Teekay's FPSO Buy to Keep Sevan Marine Afloat

SEVAN Marine was pleased to announce on Sept. 30 an agreement for financial restructuring and industrial partnership with Teekay Corporation. This agreement involves the sale of FPSO Sevan Voyageur, FPSO Sevan Piranema and FPSO Sevan Hummingbird to Teekay, the raising of new equity in Sevan Marine and a restructuring of the Company’s indebtedness. The details of the Agreement were disclosed in the stock exchange notice dated Oct. 18, which is available on the Company's website.

The final approval and execution of the Teekay Transactions and hence the restructuring itself is, at the date of this report, still subject to uncertainties which would impact the assumptions applied in the preparation of the Q3 2011 financial statements. In a situation where the Company was not to succeed in executing the Teekay Transactions, or any alternative and unlikely alternative restructuring, the Company will most likely be required to file for bankruptcy.

The proposed Teekay Transactions result in the disposal of substantial assets and operations of the Company. As of Sept. 30, these operations have been reclassified as discontinued operations in accordance with International Financial Reporting Standards (IFRS) with the current and historical financial statements being restated accordingly.

The Teekay Transactions result in impairment and accounting losses that have adversely impacted the third quarter results by US $284.9 million. The impairments and accounting losses are of a non-cash nature.
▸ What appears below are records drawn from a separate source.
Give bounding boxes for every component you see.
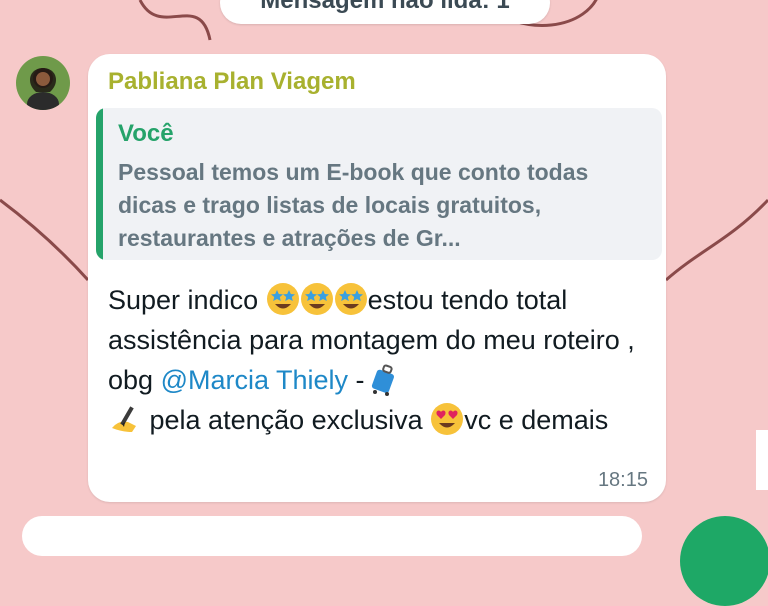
avatar-photo [16,56,70,110]
heart-eyes-emoji-icon [431,403,464,435]
message-text-part: vc e demais [464,405,609,435]
star-struck-emoji-icon [266,283,299,315]
message-text-part: - [348,365,365,395]
unread-banner-text: Mensagem não lida: 1 [260,0,510,14]
writing-hand-emoji-icon [112,406,136,432]
message-text: Super indico estou tendo total assistênc… [108,280,648,440]
message-text-part: Super indico [108,285,266,315]
sender-name[interactable]: Pabliana Plan Viagem [108,68,356,96]
next-message-bubble[interactable] [22,516,642,556]
quoted-message[interactable]: Você Pessoal temos um E-book que conto t… [96,108,662,260]
scroll-down-button[interactable] [680,516,768,606]
quoted-text: Pessoal temos um E-book que conto todas … [118,159,589,251]
quote-accent-bar [96,108,103,260]
mention-link[interactable]: @Marcia Thiely [161,365,348,395]
message-text-part: pela atenção exclusiva [142,405,431,435]
luggage-emoji-icon [371,364,394,396]
star-struck-emoji-icon [300,283,333,315]
avatar[interactable] [16,56,70,110]
star-struck-emoji-icon [334,283,367,315]
quoted-author: Você [118,120,174,147]
unread-messages-banner: Mensagem não lida: 1 [220,0,550,24]
message-bubble[interactable]: Pabliana Plan Viagem Você Pessoal temos … [88,54,666,502]
edge-overlay [756,430,768,490]
message-timestamp: 18:15 [597,469,648,491]
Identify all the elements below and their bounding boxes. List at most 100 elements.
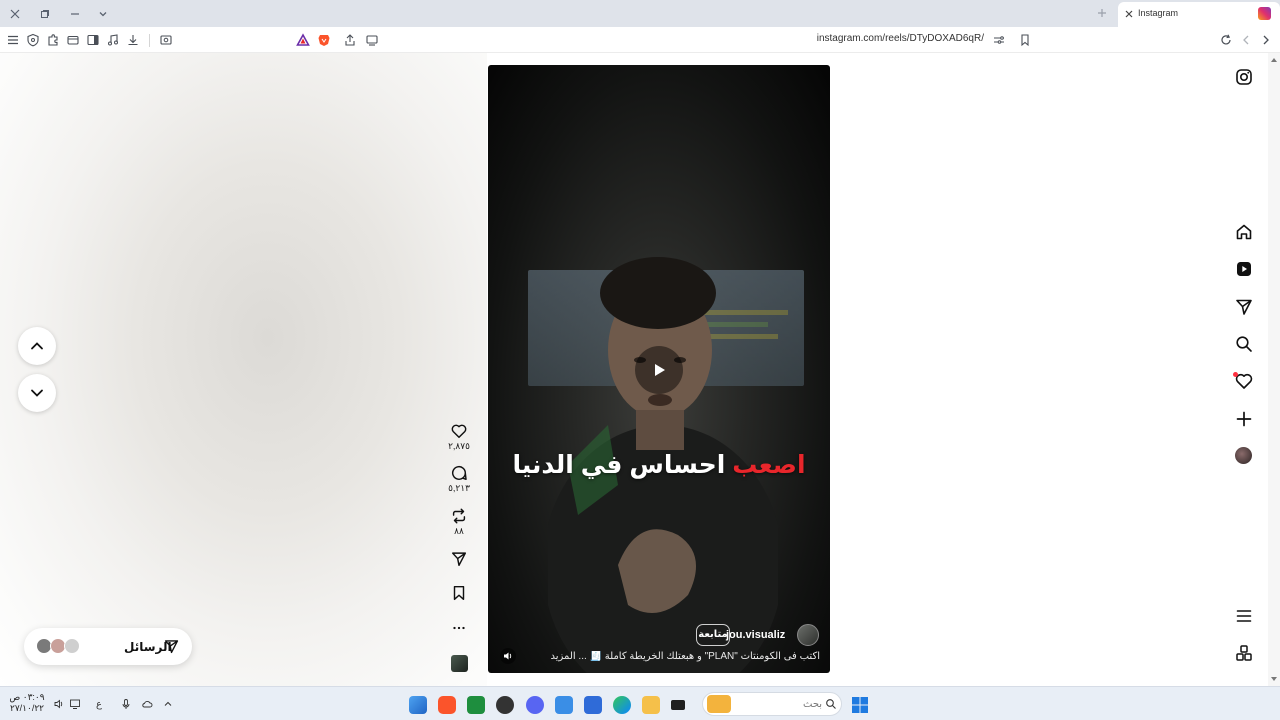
more-dots-icon [453, 626, 465, 630]
reel-caption[interactable]: اكتب فى الكومنتات "PLAN" و هبعتلك الخريط… [518, 651, 821, 662]
heart-icon [451, 424, 467, 439]
audio-thumbnail[interactable] [451, 655, 468, 672]
wallet-icon[interactable] [66, 33, 80, 47]
search-placeholder: بحث [803, 699, 823, 710]
instagram-favicon-icon [1258, 7, 1271, 20]
file-explorer-icon[interactable] [642, 696, 660, 714]
repost-count: ٨٨ [454, 526, 464, 536]
brave-shield-lion-icon[interactable] [317, 33, 331, 47]
send-plane-icon [451, 552, 467, 567]
xbox-app-icon[interactable] [467, 696, 485, 714]
address-bar[interactable]: instagram.com/reels/DTyDOXAD6qR/ [760, 33, 984, 44]
profile-avatar[interactable] [1235, 447, 1252, 464]
discord-icon[interactable] [526, 696, 544, 714]
mail-icon[interactable] [555, 696, 573, 714]
previous-reel-button[interactable] [18, 327, 56, 365]
tab-title: Instagram [1138, 8, 1179, 18]
microphone-icon[interactable] [120, 698, 132, 710]
repost-icon [452, 508, 466, 524]
sidebar-icon[interactable] [86, 33, 100, 47]
more-options-action[interactable] [447, 619, 471, 637]
speaker-icon [504, 652, 512, 660]
reels-icon[interactable] [1234, 259, 1254, 279]
new-tab-plus-icon[interactable] [1096, 7, 1108, 19]
network-icon[interactable] [69, 698, 81, 710]
clock-date: ٢٧/١٠/٢٢ [9, 703, 44, 713]
keyboard-language[interactable]: ع [96, 699, 108, 711]
author-username[interactable]: jou.visualiz [726, 629, 785, 641]
chevron-up-icon [31, 342, 43, 350]
brave-browser-icon[interactable] [438, 696, 456, 714]
windows-start-icon[interactable] [851, 696, 869, 714]
author-avatar[interactable] [797, 624, 819, 646]
send-plane-icon [164, 640, 179, 654]
notification-dot [1233, 372, 1238, 377]
more-menu-icon[interactable] [1234, 606, 1254, 626]
extensions-puzzle-icon[interactable] [46, 33, 60, 47]
site-settings-icon[interactable] [992, 33, 1006, 47]
create-plus-icon[interactable] [1234, 409, 1254, 429]
instagram-reels-page: اصعب احساس في الدنيا jou.visualiz متابعة… [0, 53, 1268, 686]
app-icon[interactable] [496, 696, 514, 714]
repost-action[interactable]: ٨٨ [447, 507, 471, 537]
screenshot-icon[interactable] [159, 33, 173, 47]
share-action[interactable] [447, 550, 471, 568]
minimize-window-icon[interactable] [67, 6, 83, 22]
restore-window-icon[interactable] [37, 6, 53, 22]
comment-count: ٥,٢١٣ [448, 483, 470, 493]
music-note-icon[interactable] [106, 33, 120, 47]
shield-icon[interactable] [26, 33, 40, 47]
like-count: ٢,٨٧٥ [448, 441, 470, 451]
menu-icon[interactable] [6, 33, 20, 47]
forward-arrow-icon[interactable] [1259, 33, 1273, 47]
scroll-up-arrow-icon[interactable] [1270, 56, 1278, 64]
subtitle-text: احساس في الدنيا [512, 451, 726, 479]
comment-bubble-icon [451, 465, 467, 481]
reload-icon[interactable] [1219, 33, 1233, 47]
clock-time: ٠٣:٠٩ ص [9, 692, 45, 702]
play-button[interactable] [635, 346, 683, 394]
volume-icon[interactable] [53, 698, 65, 710]
tab-list-chevron-icon[interactable] [95, 6, 111, 22]
windows-taskbar: ٠٣:٠٩ ص ٢٧/١٠/٢٢ ع بحث [0, 686, 1280, 720]
system-clock[interactable]: ٠٣:٠٩ ص ٢٧/١٠/٢٢ [8, 692, 46, 714]
next-reel-button[interactable] [18, 374, 56, 412]
reel-video[interactable]: اصعب احساس في الدنيا jou.visualiz متابعة… [488, 65, 830, 673]
share-icon[interactable] [343, 33, 357, 47]
direct-messages-icon[interactable] [1234, 297, 1254, 317]
instagram-logo-icon[interactable] [1234, 67, 1254, 87]
photos-app-icon[interactable] [409, 696, 427, 714]
brave-rewards-triangle-icon[interactable] [296, 33, 310, 47]
also-from-meta-icon[interactable] [1234, 643, 1254, 663]
search-icon [826, 699, 836, 709]
like-action[interactable]: ٢,٨٧٥ [447, 422, 471, 452]
back-arrow-icon[interactable] [1239, 33, 1253, 47]
onedrive-cloud-icon[interactable] [141, 698, 153, 710]
bookmark-save-icon [453, 585, 465, 601]
taskbar-search[interactable]: بحث [702, 692, 842, 716]
play-icon [655, 364, 665, 376]
scroll-down-arrow-icon[interactable] [1270, 675, 1278, 683]
edge-browser-icon[interactable] [613, 696, 631, 714]
blurred-background [0, 53, 487, 686]
search-icon[interactable] [1234, 334, 1254, 354]
show-hidden-icons-chevron-icon[interactable] [162, 698, 174, 710]
follow-button[interactable]: متابعة [696, 624, 730, 646]
cast-icon[interactable] [365, 33, 379, 47]
download-icon[interactable] [126, 33, 140, 47]
close-window-icon[interactable] [7, 6, 23, 22]
store-icon[interactable] [584, 696, 602, 714]
tab-instagram[interactable]: Instagram [1118, 2, 1280, 27]
terminal-icon[interactable] [671, 700, 685, 710]
home-icon[interactable] [1234, 222, 1254, 242]
comment-action[interactable]: ٥,٢١٣ [447, 464, 471, 494]
messages-button[interactable]: الرسائل [24, 628, 192, 665]
page-scrollbar[interactable] [1268, 53, 1280, 686]
toolbar-divider [149, 34, 150, 47]
save-action[interactable] [447, 584, 471, 602]
subtitle-highlight: اصعب [732, 451, 806, 479]
mute-button[interactable] [500, 648, 516, 664]
chevron-down-icon [31, 389, 43, 397]
close-tab-icon[interactable] [1123, 8, 1135, 20]
bookmark-icon[interactable] [1018, 33, 1032, 47]
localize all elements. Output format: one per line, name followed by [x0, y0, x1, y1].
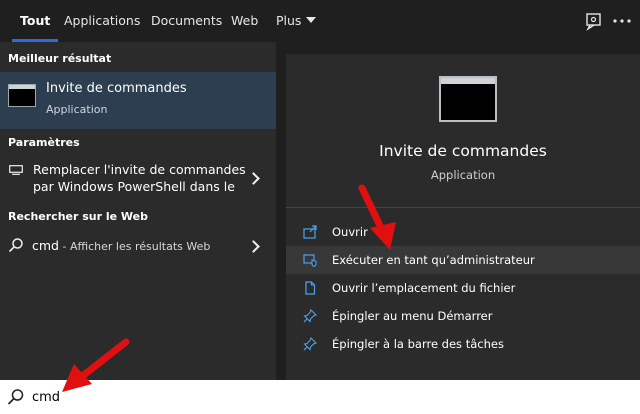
- results-pane: Meilleur résultat Invite de commandes Ap…: [0, 42, 276, 380]
- best-match-header: Meilleur résultat: [8, 52, 112, 65]
- more-options-icon[interactable]: [611, 10, 633, 32]
- search-box[interactable]: [0, 380, 640, 414]
- settings-header: Paramètres: [8, 136, 80, 149]
- action-pin-to-start-label: Épingler au menu Démarrer: [332, 309, 493, 323]
- web-search-item[interactable]: cmd - Afficher les résultats Web: [0, 232, 276, 260]
- tab-web[interactable]: Web: [231, 0, 258, 42]
- divider: [286, 207, 640, 208]
- file-icon: [305, 281, 316, 295]
- search-icon: [7, 389, 24, 405]
- settings-item-line1: Remplacer l'invite de commandes: [33, 162, 246, 177]
- preview-pane: Invite de commandes Application Ouvrir E…: [286, 54, 640, 380]
- best-match-title: Invite de commandes: [46, 81, 187, 96]
- action-pin-to-start[interactable]: Épingler au menu Démarrer: [286, 302, 640, 330]
- web-search-header: Rechercher sur le Web: [8, 210, 149, 223]
- web-search-query: cmd: [32, 238, 59, 253]
- monitor-icon: [9, 165, 23, 175]
- action-open-file-location[interactable]: Ouvrir l’emplacement du fichier: [286, 274, 640, 302]
- chevron-down-icon: [306, 17, 317, 23]
- best-match-item[interactable]: Invite de commandes Application: [0, 72, 276, 129]
- action-open-file-location-label: Ouvrir l’emplacement du fichier: [332, 281, 516, 295]
- tab-tout[interactable]: Tout: [11, 0, 59, 42]
- open-icon: [303, 225, 317, 239]
- feedback-icon[interactable]: [583, 10, 605, 32]
- best-match-subtitle: Application: [46, 103, 108, 116]
- search-tabs-bar: Tout Applications Documents Web Plus: [0, 0, 640, 42]
- action-open-label: Ouvrir: [332, 225, 368, 239]
- tab-documents[interactable]: Documents: [151, 0, 222, 42]
- tab-applications[interactable]: Applications: [64, 0, 140, 42]
- pin-icon: [303, 337, 317, 351]
- action-run-as-admin[interactable]: Exécuter en tant qu’administrateur: [286, 246, 640, 274]
- settings-item-line2: par Windows PowerShell dans le: [33, 179, 235, 194]
- action-pin-to-taskbar[interactable]: Épingler à la barre des tâches: [286, 330, 640, 358]
- chevron-right-icon: [247, 240, 260, 253]
- action-pin-to-taskbar-label: Épingler à la barre des tâches: [332, 337, 504, 351]
- pin-icon: [303, 309, 317, 323]
- search-input[interactable]: [32, 386, 592, 408]
- tab-plus[interactable]: Plus: [276, 0, 317, 42]
- preview-app-type: Application: [430, 168, 496, 182]
- chevron-right-icon: [247, 172, 260, 185]
- command-prompt-large-icon: [439, 76, 497, 122]
- shield-icon: [303, 254, 317, 267]
- action-run-as-admin-label: Exécuter en tant qu’administrateur: [332, 253, 535, 267]
- command-prompt-icon: [8, 84, 36, 107]
- action-open[interactable]: Ouvrir: [286, 218, 640, 246]
- preview-app-name: Invite de commandes: [379, 142, 547, 160]
- tab-plus-label: Plus: [276, 13, 302, 28]
- settings-item-powershell[interactable]: Remplacer l'invite de commandes par Wind…: [0, 156, 276, 198]
- search-icon: [8, 238, 23, 253]
- web-search-suffix: - Afficher les résultats Web: [58, 240, 211, 253]
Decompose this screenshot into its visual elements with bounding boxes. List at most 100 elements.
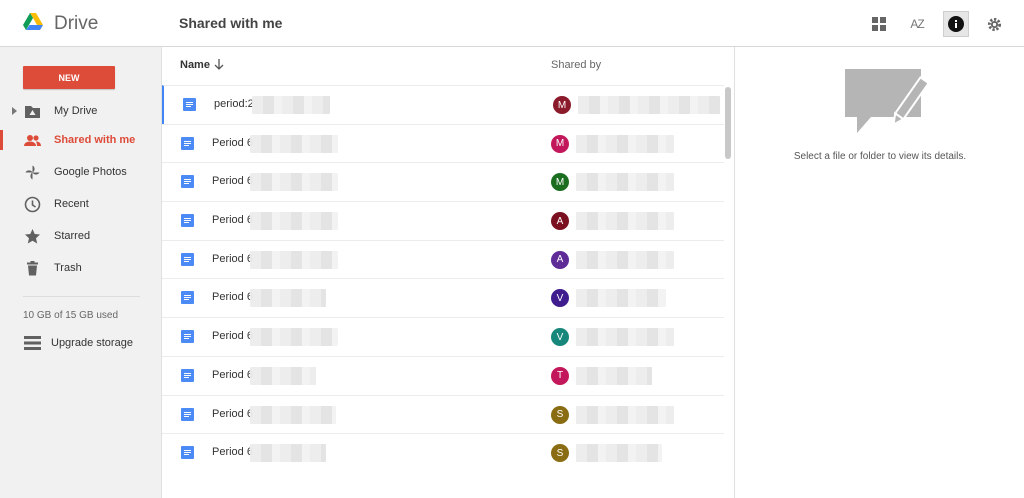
google-doc-icon bbox=[181, 368, 194, 382]
table-row[interactable]: Period 6 V bbox=[162, 317, 724, 356]
table-row[interactable]: Period 6 S bbox=[162, 433, 724, 472]
sidebar-item-label: My Drive bbox=[54, 105, 98, 117]
file-list: Name Shared by period:2 M Period 6 M Per… bbox=[162, 47, 734, 498]
avatar: T bbox=[551, 366, 569, 385]
table-row[interactable]: Period 6 A bbox=[162, 201, 724, 240]
file-name: Period 6 bbox=[212, 446, 253, 459]
avatar: A bbox=[551, 250, 569, 269]
sort-down-arrow-icon[interactable] bbox=[214, 58, 224, 70]
redacted-owner bbox=[576, 250, 674, 269]
redacted-owner bbox=[578, 96, 720, 114]
sidebar-item-label: Google Photos bbox=[54, 166, 127, 178]
new-button[interactable]: NEW bbox=[23, 66, 115, 89]
clock-icon bbox=[24, 196, 41, 213]
shared-people-icon bbox=[24, 135, 41, 146]
upgrade-storage-link[interactable]: Upgrade storage bbox=[0, 331, 162, 355]
redacted-owner bbox=[576, 328, 674, 347]
google-doc-icon bbox=[181, 252, 194, 266]
details-comment-edit-icon bbox=[845, 69, 931, 133]
file-name: Period 6 bbox=[212, 175, 253, 188]
sort-button[interactable]: AZ bbox=[904, 11, 930, 37]
redacted-text bbox=[250, 289, 326, 308]
google-doc-icon bbox=[181, 214, 194, 228]
avatar: S bbox=[551, 444, 569, 463]
google-doc-icon bbox=[181, 175, 194, 189]
drive-logo-icon[interactable] bbox=[23, 13, 43, 31]
redacted-owner bbox=[576, 444, 662, 463]
info-icon bbox=[948, 16, 964, 32]
avatar: M bbox=[551, 173, 569, 192]
table-row[interactable]: Period 6 M bbox=[162, 123, 724, 163]
sidebar: NEW My Drive Shared with me Google Photo… bbox=[0, 47, 162, 498]
sort-az-icon: AZ bbox=[910, 17, 924, 31]
file-name: Period 6 bbox=[212, 291, 253, 304]
redacted-owner bbox=[576, 173, 674, 192]
redacted-text bbox=[250, 212, 338, 231]
file-name: Period 6 bbox=[212, 136, 253, 149]
file-name: Period 6 bbox=[212, 330, 253, 343]
name-column-header[interactable]: Name bbox=[180, 59, 210, 71]
photos-pinwheel-icon bbox=[25, 165, 40, 180]
table-row[interactable]: Period 6 T bbox=[162, 355, 724, 395]
star-icon bbox=[25, 229, 40, 244]
avatar: M bbox=[551, 134, 569, 153]
grid-view-icon bbox=[872, 17, 886, 31]
grid-view-button[interactable] bbox=[866, 11, 892, 37]
avatar: V bbox=[551, 289, 569, 308]
rows-container: period:2 M Period 6 M Period 6 M Period … bbox=[162, 85, 734, 472]
avatar: A bbox=[551, 212, 569, 231]
file-name: Period 6 bbox=[212, 407, 253, 420]
google-doc-icon bbox=[183, 98, 196, 111]
redacted-text bbox=[250, 173, 338, 192]
sidebar-item-shared-with-me[interactable]: Shared with me bbox=[0, 125, 162, 155]
table-row[interactable]: period:2 M bbox=[162, 85, 724, 124]
gear-icon bbox=[987, 17, 1001, 31]
sidebar-item-google-photos[interactable]: Google Photos bbox=[0, 157, 162, 187]
redacted-text bbox=[250, 134, 338, 153]
sidebar-item-my-drive[interactable]: My Drive bbox=[0, 96, 162, 126]
details-toggle-button[interactable] bbox=[943, 11, 969, 37]
redacted-owner bbox=[576, 289, 666, 308]
google-doc-icon bbox=[181, 407, 194, 421]
sidebar-item-recent[interactable]: Recent bbox=[0, 189, 162, 219]
avatar: S bbox=[551, 405, 569, 424]
settings-button[interactable] bbox=[981, 11, 1007, 37]
redacted-owner bbox=[576, 405, 674, 424]
table-row[interactable]: Period 6 V bbox=[162, 278, 724, 317]
sidebar-item-label: Shared with me bbox=[54, 134, 136, 146]
file-name: Period 6 bbox=[212, 214, 253, 227]
redacted-text bbox=[250, 405, 336, 424]
upgrade-storage-label: Upgrade storage bbox=[51, 337, 133, 349]
file-name: Period 6 bbox=[212, 252, 253, 265]
sidebar-item-label: Trash bbox=[54, 262, 82, 274]
sidebar-item-label: Starred bbox=[54, 230, 91, 242]
top-bar: Drive Shared with me AZ bbox=[0, 0, 1024, 47]
google-doc-icon bbox=[181, 446, 194, 460]
table-row[interactable]: Period 6 A bbox=[162, 239, 724, 279]
page-title: Shared with me bbox=[179, 15, 283, 31]
sidebar-item-starred[interactable]: Starred bbox=[0, 221, 162, 251]
expand-arrow-icon[interactable] bbox=[12, 107, 17, 115]
file-name: period:2 bbox=[214, 98, 254, 110]
shared-by-column-header[interactable]: Shared by bbox=[551, 59, 601, 71]
my-drive-icon bbox=[25, 106, 40, 118]
file-name: Period 6 bbox=[212, 368, 253, 381]
google-doc-icon bbox=[181, 136, 194, 150]
trash-icon bbox=[27, 261, 38, 276]
column-header: Name Shared by bbox=[162, 47, 734, 85]
avatar: M bbox=[553, 96, 571, 114]
redacted-owner bbox=[576, 366, 652, 385]
google-doc-icon bbox=[181, 291, 194, 305]
redacted-owner bbox=[576, 212, 674, 231]
details-panel: Select a file or folder to view its deta… bbox=[734, 47, 1024, 498]
table-row[interactable]: Period 6 M bbox=[162, 162, 724, 201]
redacted-text bbox=[250, 328, 338, 347]
sidebar-item-trash[interactable]: Trash bbox=[0, 253, 162, 283]
table-row[interactable]: Period 6 S bbox=[162, 394, 724, 434]
redacted-owner bbox=[576, 134, 674, 153]
redacted-text bbox=[250, 444, 326, 463]
app-title[interactable]: Drive bbox=[54, 13, 98, 35]
redacted-text bbox=[252, 96, 330, 114]
redacted-text bbox=[250, 250, 338, 269]
scrollbar-thumb[interactable] bbox=[725, 87, 731, 159]
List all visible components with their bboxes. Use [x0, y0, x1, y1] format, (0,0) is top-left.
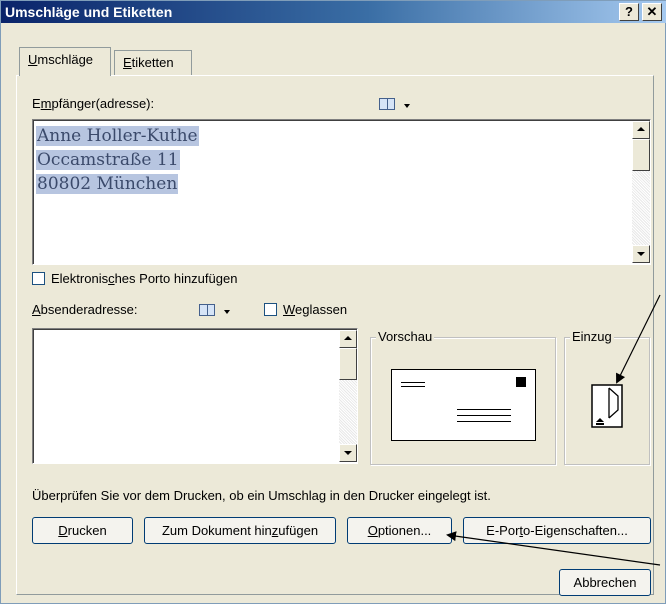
- arrow-to-feed: [616, 294, 661, 384]
- arrow-to-options: [446, 531, 661, 566]
- annotation-arrows: [446, 294, 661, 566]
- tab-envelopes[interactable]: Umschläge: [19, 47, 111, 76]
The impairments and losses are specified as follows:

  1. FPSOs, $162.1 million 
  2. Other fixed assets, $3.6 million
  3. Operating income/expense, $24.0 million 
  4. Def. Tax Assets, $15.3 million 
  5. Drilling Shares, $79.9 million 

TOTAL: $284.9 million

The impairments on the FPSOs are specified as follows:

  • Piranema $14.9 million
  • Hummingbird $116 million
  • Voyageur $61 million

TOTAL: $162.1 million

Following the impairments and accounting losses, net loss for the quarter amounted to US $295.7 million. In accordance with IFRS, the gains from any debt remission as contemplated in the Agreement can only be accounted for at the time of the formal release of obligations by the bondholders.

Subject to formal approval, the gains from the debt remission will be accounted for within the fourth quarter of 2011 with respect to all but the FPSO Sevan Voyageur Bond. Gains from the FPSO Sevan Voyageur Bond remission will be accounted for upon the sale of the FPSO Sevan Voyageur, which is expected to take place in Q3 2012. Gains from the debt remission and debt to equity conversion arising out of the Teekay Transactions are forecast to be approximately USD $216 million, of which approximately USD $33 million relates to the FPSO Voyageur Bond as of September 30, 2011.

The net equity as of September 30, 2011 is negative by US $173 million due to the adverse accounting effects arising from the proposed Teekay Transactions. The accounting gains on debt remission as well as the contemplated capital increase are expected to restore the Company’s equity position in the fourth quarter of 2011.

At the date of this report, the Company is in breach of several covenants under its financing arrangements. On October 18, 2011, bondholders representing more than 2/3 in each of the Company’s bond loans confirmed agreement to the terms set out in the Agreement by entering into a lock-up and voting agreement with the Company under which they have, inter alia and subject to certain terms and conditions, committed to vote in favour of the proposed Teekay Transactions in their respective bondholders’ meetings and agreed not to exercise any acceleration rights available to them under the bond loans.

In addition, in October 2011, E.ON together with the US $230 million bank facility syndicate led by ING and the US $82.3 million securitization facility led by Investec entered into standstill agreements where under they agreed, subject to certain terms and conditions, not to exercise any acceleration rights or other remedies available to them under the relevant agreements for the period up until November 30, 2011.

The proposed Teekay Transactions including the capital increase of minimum US $25 million from the Teekay Placement and net proceeds from the US $25 million Stakeholder Placement, which is yet to be subscribed for, would provide the Company with sufficient working capital to support its requirements going forward and significantly reduce its debt burden.

The Teekay Transactions will lead to a substantial reduction of the Company’s debt burden. The Company will retain its core intellectual property rights and engineering core competence, which it intends to leverage by seeking additional license agreements and projects that utilise Sevan’s unique cylindrical hull concept. It will also be supported by a strong industrial partner and shareholder in the form of Teekay. The Board believes that the Teekay Transaction represents a positive restructuring outcome for all parties, including creditors, customers, staff and shareholders.